Why is my eval accuracy so low?

I’m running a super simple feed forward neural network on a dataset consisting of 128 features over 50 classes. These features are sentence embeddings I’ve extracted from a BERT model where I’m already reaching 0.73 accuracy.

During training, the loss goes down consistently and the accuracy on the training set is usually at least 0.40 depending on what I set the hyperparameters at.

But the accuracy on the dev set is always extremely low.

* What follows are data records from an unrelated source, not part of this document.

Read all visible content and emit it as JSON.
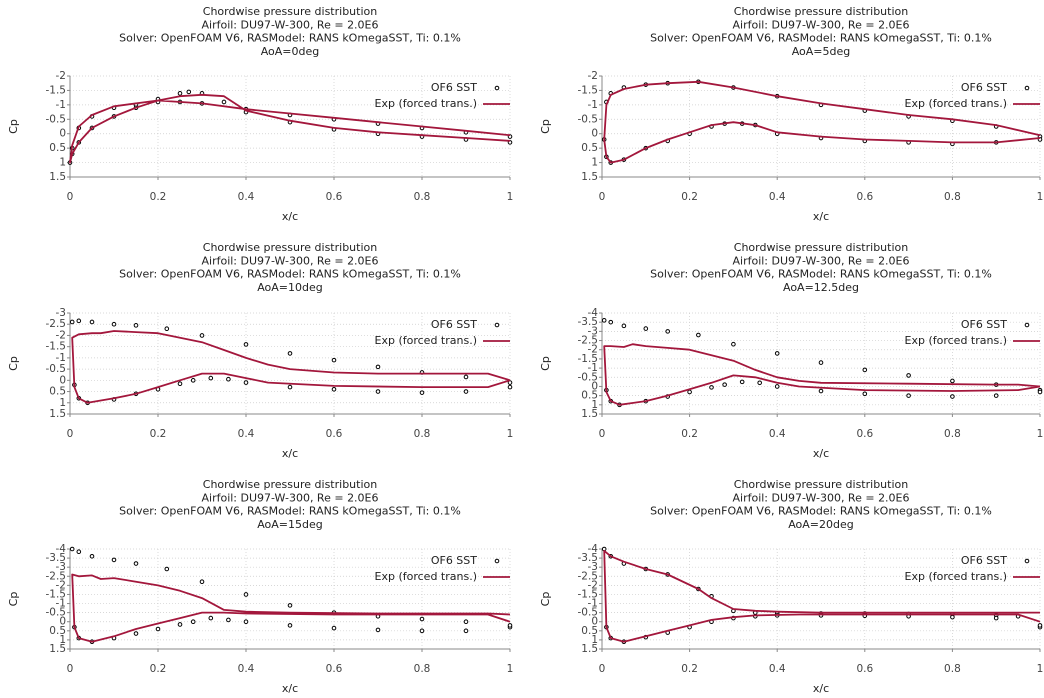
{
  "chart_data": [
    {
      "type": "line",
      "title_lines": [
        "Chordwise pressure distribution",
        "Airfoil: DU97-W-300, Re = 2.0E6",
        "Solver: OpenFOAM V6, RASModel: RANS kOmegaSST, Ti: 0.1%",
        "AoA=0deg"
      ],
      "xlabel": "x/c",
      "ylabel": "Cp",
      "xlim": [
        0,
        1
      ],
      "xticks": [
        0,
        0.2,
        0.4,
        0.6,
        0.8,
        1
      ],
      "ylim": [
        -2,
        1.5
      ],
      "y_reversed": true,
      "yticks": [
        -2,
        -1.5,
        -1,
        -0.5,
        0,
        0.5,
        1,
        1.5
      ],
      "grid": true,
      "legend": "upper right",
      "series": [
        {
          "name": "OF6 SST",
          "kind": "scatter",
          "color": "#000000",
          "x": [
            1,
            0.9,
            0.8,
            0.7,
            0.6,
            0.5,
            0.4,
            0.3,
            0.25,
            0.2,
            0.15,
            0.1,
            0.05,
            0.02,
            0.005,
            0,
            0.005,
            0.02,
            0.05,
            0.1,
            0.15,
            0.2,
            0.25,
            0.27,
            0.3,
            0.35,
            0.4,
            0.5,
            0.6,
            0.7,
            0.8,
            0.9,
            1
          ],
          "values": [
            0.1,
            -0.05,
            -0.2,
            -0.35,
            -0.5,
            -0.65,
            -0.85,
            -1.05,
            -1.1,
            -1.1,
            -1.0,
            -0.9,
            -0.6,
            -0.2,
            0.5,
            1.0,
            0.7,
            0.3,
            -0.2,
            -0.6,
            -0.9,
            -1.2,
            -1.4,
            -1.45,
            -1.4,
            -1.1,
            -0.75,
            -0.4,
            -0.15,
            0.0,
            0.1,
            0.2,
            0.3
          ]
        },
        {
          "name": "Exp (forced trans.)",
          "kind": "line",
          "color": "#a3173c",
          "x": [
            1,
            0.9,
            0.8,
            0.7,
            0.6,
            0.5,
            0.4,
            0.3,
            0.2,
            0.1,
            0.05,
            0.02,
            0.005,
            0,
            0.005,
            0.02,
            0.05,
            0.1,
            0.15,
            0.2,
            0.25,
            0.3,
            0.35,
            0.37,
            0.4,
            0.5,
            0.6,
            0.7,
            0.8,
            0.9,
            1
          ],
          "values": [
            0.05,
            -0.1,
            -0.25,
            -0.4,
            -0.55,
            -0.7,
            -0.85,
            -1.05,
            -1.15,
            -0.95,
            -0.65,
            -0.25,
            0.4,
            1.0,
            0.7,
            0.3,
            -0.2,
            -0.6,
            -0.9,
            -1.15,
            -1.3,
            -1.35,
            -1.3,
            -1.1,
            -0.8,
            -0.45,
            -0.2,
            -0.05,
            0.05,
            0.15,
            0.25
          ]
        }
      ]
    },
    {
      "type": "line",
      "title_lines": [
        "Chordwise pressure distribution",
        "Airfoil: DU97-W-300, Re = 2.0E6",
        "Solver: OpenFOAM V6, RASModel: RANS kOmegaSST, Ti: 0.1%",
        "AoA=5deg"
      ],
      "xlabel": "x/c",
      "ylabel": "Cp",
      "xlim": [
        0,
        1
      ],
      "xticks": [
        0,
        0.2,
        0.4,
        0.6,
        0.8,
        1
      ],
      "ylim": [
        -2,
        1.5
      ],
      "y_reversed": true,
      "yticks": [
        -2,
        -1.5,
        -1,
        -0.5,
        0,
        0.5,
        1,
        1.5
      ],
      "grid": true,
      "legend": "upper right",
      "series": [
        {
          "name": "OF6 SST",
          "kind": "scatter",
          "color": "#000000",
          "x": [
            1,
            0.9,
            0.8,
            0.7,
            0.6,
            0.5,
            0.4,
            0.3,
            0.22,
            0.15,
            0.1,
            0.05,
            0.02,
            0.01,
            0.005,
            0.01,
            0.02,
            0.05,
            0.1,
            0.15,
            0.2,
            0.25,
            0.28,
            0.32,
            0.35,
            0.4,
            0.5,
            0.6,
            0.7,
            0.8,
            0.9,
            1
          ],
          "values": [
            0.1,
            -0.25,
            -0.45,
            -0.6,
            -0.8,
            -1.0,
            -1.3,
            -1.6,
            -1.8,
            -1.75,
            -1.7,
            -1.6,
            -1.4,
            -1.1,
            0.2,
            0.8,
            1.0,
            0.9,
            0.5,
            0.25,
            0.0,
            -0.25,
            -0.35,
            -0.35,
            -0.3,
            0.0,
            0.15,
            0.25,
            0.3,
            0.35,
            0.3,
            0.2
          ]
        },
        {
          "name": "Exp (forced trans.)",
          "kind": "line",
          "color": "#a3173c",
          "x": [
            1,
            0.9,
            0.8,
            0.7,
            0.6,
            0.5,
            0.4,
            0.3,
            0.22,
            0.15,
            0.1,
            0.05,
            0.02,
            0.01,
            0.005,
            0.01,
            0.02,
            0.05,
            0.1,
            0.15,
            0.2,
            0.25,
            0.3,
            0.35,
            0.4,
            0.5,
            0.6,
            0.7,
            0.8,
            0.9,
            1
          ],
          "values": [
            0.05,
            -0.3,
            -0.5,
            -0.65,
            -0.85,
            -1.05,
            -1.3,
            -1.6,
            -1.8,
            -1.75,
            -1.7,
            -1.55,
            -1.35,
            -1.0,
            0.2,
            0.8,
            1.0,
            0.9,
            0.5,
            0.2,
            -0.05,
            -0.3,
            -0.4,
            -0.3,
            -0.05,
            0.1,
            0.2,
            0.25,
            0.3,
            0.3,
            0.15
          ]
        }
      ]
    },
    {
      "type": "line",
      "title_lines": [
        "Chordwise pressure distribution",
        "Airfoil: DU97-W-300, Re = 2.0E6",
        "Solver: OpenFOAM V6, RASModel: RANS kOmegaSST, Ti: 0.1%",
        "AoA=10deg"
      ],
      "xlabel": "x/c",
      "ylabel": "Cp",
      "xlim": [
        0,
        1
      ],
      "xticks": [
        0,
        0.2,
        0.4,
        0.6,
        0.8,
        1
      ],
      "ylim": [
        -3,
        1.5
      ],
      "y_reversed": true,
      "yticks": [
        -3,
        -2.5,
        -2,
        -1.5,
        -1,
        -0.5,
        0,
        0.5,
        1,
        1.5
      ],
      "grid": true,
      "legend": "upper right",
      "series": [
        {
          "name": "OF6 SST",
          "kind": "scatter",
          "color": "#000000",
          "x": [
            1,
            0.9,
            0.8,
            0.7,
            0.6,
            0.5,
            0.4,
            0.3,
            0.22,
            0.15,
            0.1,
            0.05,
            0.02,
            0.005,
            0.01,
            0.02,
            0.04,
            0.1,
            0.15,
            0.2,
            0.25,
            0.28,
            0.32,
            0.36,
            0.4,
            0.5,
            0.6,
            0.7,
            0.8,
            0.9,
            1
          ],
          "values": [
            0.1,
            -0.15,
            -0.35,
            -0.6,
            -0.9,
            -1.2,
            -1.6,
            -2.0,
            -2.3,
            -2.45,
            -2.5,
            -2.6,
            -2.65,
            -2.6,
            0.2,
            0.8,
            1.0,
            0.85,
            0.6,
            0.4,
            0.15,
            0.0,
            -0.1,
            -0.05,
            0.1,
            0.3,
            0.4,
            0.5,
            0.55,
            0.5,
            0.3
          ]
        },
        {
          "name": "Exp (forced trans.)",
          "kind": "line",
          "color": "#a3173c",
          "x": [
            1,
            0.95,
            0.9,
            0.8,
            0.7,
            0.6,
            0.5,
            0.45,
            0.4,
            0.35,
            0.3,
            0.2,
            0.15,
            0.1,
            0.07,
            0.05,
            0.02,
            0.005,
            0.01,
            0.02,
            0.04,
            0.1,
            0.15,
            0.2,
            0.25,
            0.3,
            0.35,
            0.4,
            0.45,
            0.6,
            0.8,
            0.95,
            1
          ],
          "values": [
            0.0,
            -0.3,
            -0.3,
            -0.3,
            -0.3,
            -0.35,
            -0.5,
            -0.7,
            -1.0,
            -1.35,
            -1.7,
            -2.1,
            -2.15,
            -2.2,
            -2.1,
            -2.1,
            -2.05,
            -1.9,
            0.3,
            0.8,
            1.0,
            0.8,
            0.6,
            0.3,
            0.0,
            -0.3,
            -0.3,
            -0.1,
            0.1,
            0.25,
            0.3,
            0.3,
            0.0
          ]
        }
      ]
    },
    {
      "type": "line",
      "title_lines": [
        "Chordwise pressure distribution",
        "Airfoil: DU97-W-300, Re = 2.0E6",
        "Solver: OpenFOAM V6, RASModel: RANS kOmegaSST, Ti: 0.1%",
        "AoA=12.5deg"
      ],
      "xlabel": "x/c",
      "ylabel": "Cp",
      "xlim": [
        0,
        1
      ],
      "xticks": [
        0,
        0.2,
        0.4,
        0.6,
        0.8,
        1
      ],
      "ylim": [
        -4,
        1.5
      ],
      "y_reversed": true,
      "yticks": [
        -4,
        -3.5,
        -3,
        -2.5,
        -2,
        -1.5,
        -1,
        -0.5,
        0,
        0.5,
        1,
        1.5
      ],
      "grid": true,
      "legend": "upper right",
      "series": [
        {
          "name": "OF6 SST",
          "kind": "scatter",
          "color": "#000000",
          "x": [
            1,
            0.9,
            0.8,
            0.7,
            0.6,
            0.5,
            0.4,
            0.3,
            0.22,
            0.15,
            0.1,
            0.05,
            0.02,
            0.005,
            0.01,
            0.02,
            0.04,
            0.1,
            0.15,
            0.2,
            0.25,
            0.28,
            0.32,
            0.36,
            0.4,
            0.5,
            0.6,
            0.7,
            0.8,
            0.9,
            1
          ],
          "values": [
            0.2,
            -0.1,
            -0.3,
            -0.6,
            -0.9,
            -1.3,
            -1.8,
            -2.3,
            -2.8,
            -3.0,
            -3.15,
            -3.3,
            -3.5,
            -3.6,
            0.2,
            0.8,
            1.0,
            0.8,
            0.55,
            0.3,
            0.05,
            -0.1,
            -0.25,
            -0.2,
            0.0,
            0.25,
            0.4,
            0.5,
            0.55,
            0.5,
            0.3
          ]
        },
        {
          "name": "Exp (forced trans.)",
          "kind": "line",
          "color": "#a3173c",
          "x": [
            1,
            0.95,
            0.9,
            0.7,
            0.5,
            0.45,
            0.4,
            0.35,
            0.3,
            0.2,
            0.15,
            0.1,
            0.07,
            0.05,
            0.02,
            0.005,
            0.01,
            0.02,
            0.04,
            0.1,
            0.15,
            0.2,
            0.25,
            0.3,
            0.35,
            0.4,
            0.45,
            0.6,
            0.8,
            0.95,
            1
          ],
          "values": [
            0.0,
            -0.1,
            -0.1,
            -0.15,
            -0.2,
            -0.3,
            -0.5,
            -0.9,
            -1.4,
            -2.0,
            -2.1,
            -2.2,
            -2.3,
            -2.15,
            -2.2,
            -2.2,
            0.3,
            0.8,
            1.0,
            0.8,
            0.5,
            0.15,
            -0.2,
            -0.6,
            -0.5,
            -0.2,
            0.0,
            0.2,
            0.25,
            0.2,
            0.0
          ]
        }
      ]
    },
    {
      "type": "line",
      "title_lines": [
        "Chordwise pressure distribution",
        "Airfoil: DU97-W-300, Re = 2.0E6",
        "Solver: OpenFOAM V6, RASModel: RANS kOmegaSST, Ti: 0.1%",
        "AoA=15deg"
      ],
      "xlabel": "x/c",
      "ylabel": "Cp",
      "xlim": [
        0,
        1
      ],
      "xticks": [
        0,
        0.2,
        0.4,
        0.6,
        0.8,
        1
      ],
      "ylim": [
        -4,
        1.5
      ],
      "y_reversed": true,
      "yticks": [
        -4,
        -3.5,
        -3,
        -2.5,
        -2,
        -1.5,
        -1,
        -0.5,
        0,
        0.5,
        1,
        1.5
      ],
      "grid": true,
      "legend": "upper right",
      "series": [
        {
          "name": "OF6 SST",
          "kind": "scatter",
          "color": "#000000",
          "x": [
            1,
            0.9,
            0.8,
            0.7,
            0.6,
            0.5,
            0.4,
            0.3,
            0.22,
            0.15,
            0.1,
            0.05,
            0.02,
            0.005,
            0.01,
            0.02,
            0.05,
            0.1,
            0.15,
            0.2,
            0.25,
            0.28,
            0.32,
            0.36,
            0.4,
            0.5,
            0.6,
            0.7,
            0.8,
            0.9,
            1
          ],
          "values": [
            0.3,
            0.0,
            -0.15,
            -0.3,
            -0.5,
            -0.9,
            -1.5,
            -2.2,
            -2.9,
            -3.2,
            -3.4,
            -3.6,
            -3.85,
            -4.0,
            0.3,
            0.9,
            1.1,
            0.9,
            0.65,
            0.4,
            0.15,
            0.0,
            -0.2,
            -0.1,
            0.0,
            0.2,
            0.35,
            0.45,
            0.5,
            0.5,
            0.2
          ]
        },
        {
          "name": "Exp (forced trans.)",
          "kind": "line",
          "color": "#a3173c",
          "x": [
            1,
            0.95,
            0.9,
            0.7,
            0.5,
            0.4,
            0.35,
            0.3,
            0.25,
            0.2,
            0.15,
            0.1,
            0.07,
            0.05,
            0.02,
            0.005,
            0.01,
            0.02,
            0.05,
            0.1,
            0.15,
            0.2,
            0.25,
            0.3,
            0.35,
            0.4,
            0.6,
            0.8,
            0.95,
            1
          ],
          "values": [
            -0.4,
            -0.45,
            -0.45,
            -0.45,
            -0.5,
            -0.55,
            -0.65,
            -1.3,
            -1.7,
            -2.0,
            -2.2,
            -2.4,
            -2.35,
            -2.55,
            -2.5,
            -2.6,
            0.3,
            0.9,
            1.1,
            0.8,
            0.4,
            0.1,
            -0.2,
            -0.5,
            -0.5,
            -0.45,
            -0.4,
            -0.4,
            -0.4,
            0.0
          ]
        }
      ]
    },
    {
      "type": "line",
      "title_lines": [
        "Chordwise pressure distribution",
        "Airfoil: DU97-W-300, Re = 2.0E6",
        "Solver: OpenFOAM V6, RASModel: RANS kOmegaSST, Ti: 0.1%",
        "AoA=20deg"
      ],
      "xlabel": "x/c",
      "ylabel": "Cp",
      "xlim": [
        0,
        1
      ],
      "xticks": [
        0,
        0.2,
        0.4,
        0.6,
        0.8,
        1
      ],
      "ylim": [
        -4,
        1.5
      ],
      "y_reversed": true,
      "yticks": [
        -4,
        -3.5,
        -3,
        -2.5,
        -2,
        -1.5,
        -1,
        -0.5,
        0,
        0.5,
        1,
        1.5
      ],
      "grid": true,
      "legend": "upper right",
      "series": [
        {
          "name": "OF6 SST",
          "kind": "scatter",
          "color": "#000000",
          "x": [
            1,
            0.95,
            0.9,
            0.8,
            0.7,
            0.6,
            0.5,
            0.4,
            0.35,
            0.3,
            0.25,
            0.22,
            0.15,
            0.1,
            0.05,
            0.02,
            0.005,
            0.01,
            0.02,
            0.05,
            0.1,
            0.15,
            0.2,
            0.25,
            0.3,
            0.35,
            0.4,
            0.5,
            0.6,
            0.7,
            0.8,
            0.9,
            1
          ],
          "values": [
            0.3,
            -0.3,
            -0.35,
            -0.4,
            -0.42,
            -0.45,
            -0.45,
            -0.45,
            -0.5,
            -0.6,
            -1.4,
            -1.8,
            -2.6,
            -2.9,
            -3.2,
            -3.6,
            -4.0,
            0.3,
            0.9,
            1.1,
            0.85,
            0.6,
            0.3,
            0.0,
            -0.2,
            -0.3,
            -0.35,
            -0.35,
            -0.33,
            -0.3,
            -0.25,
            -0.2,
            0.2
          ]
        },
        {
          "name": "Exp (forced trans.)",
          "kind": "line",
          "color": "#a3173c",
          "x": [
            1,
            0.95,
            0.9,
            0.7,
            0.5,
            0.4,
            0.35,
            0.3,
            0.25,
            0.22,
            0.15,
            0.1,
            0.05,
            0.02,
            0.005,
            0.01,
            0.02,
            0.05,
            0.1,
            0.15,
            0.2,
            0.25,
            0.3,
            0.35,
            0.45,
            0.6,
            0.8,
            0.95,
            1
          ],
          "values": [
            -0.5,
            -0.5,
            -0.5,
            -0.5,
            -0.5,
            -0.55,
            -0.6,
            -0.7,
            -1.3,
            -1.8,
            -2.6,
            -2.9,
            -3.3,
            -3.6,
            -3.9,
            0.3,
            0.9,
            1.1,
            0.8,
            0.5,
            0.2,
            -0.1,
            -0.25,
            -0.35,
            -0.4,
            -0.4,
            -0.4,
            -0.4,
            0.0
          ]
        }
      ]
    }
  ]
}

In most cases it’s usually <0.02, which is worse than random guessing.

Things I’ve tried:

  • Learning rates of [0.1, 0.01, 0.001, 0.0005, 0.0001, 0.00001]
  • Adding extra layers in the neural net
  • Using sigmoid and tanh instead of ReLU
  • Removing dropout layer
  • Adding batch norm layer
  • SGD instead of Adam

Code:

class NeuralNet(nn.Module):
    def __init__(self):
        super().__init__()
        self.hidden1 = nn.Linear(128, 80)
        self.output = nn.Linear(80, 50)

        self.relu = nn.ReLU()
        self.dropout = nn.Dropout(p=0.5)

    
    def forward(self, x):
        x = self.hidden1(x)
        x = self.relu(x)
        x = self.dropout(x)

        x = self.output(x)
        return x

nnet = NeuralNet()

loss_function = nn.CrossEntropyLoss()

optimizer = optim.Adam(nnet.parameters(), lr=0.001)

nnet.double().to(device)

# Create the DataLoader for our training set.

train_data = TensorDataset(train_features, train_labels)

train_sampler = RandomSampler(train_data)

train_dataloader = DataLoader(train_data, sampler=train_sampler, batch_size=32)

validation_data = TensorDataset(test_features, test_labels)

validation_sampler = SequentialSampler(validation_data)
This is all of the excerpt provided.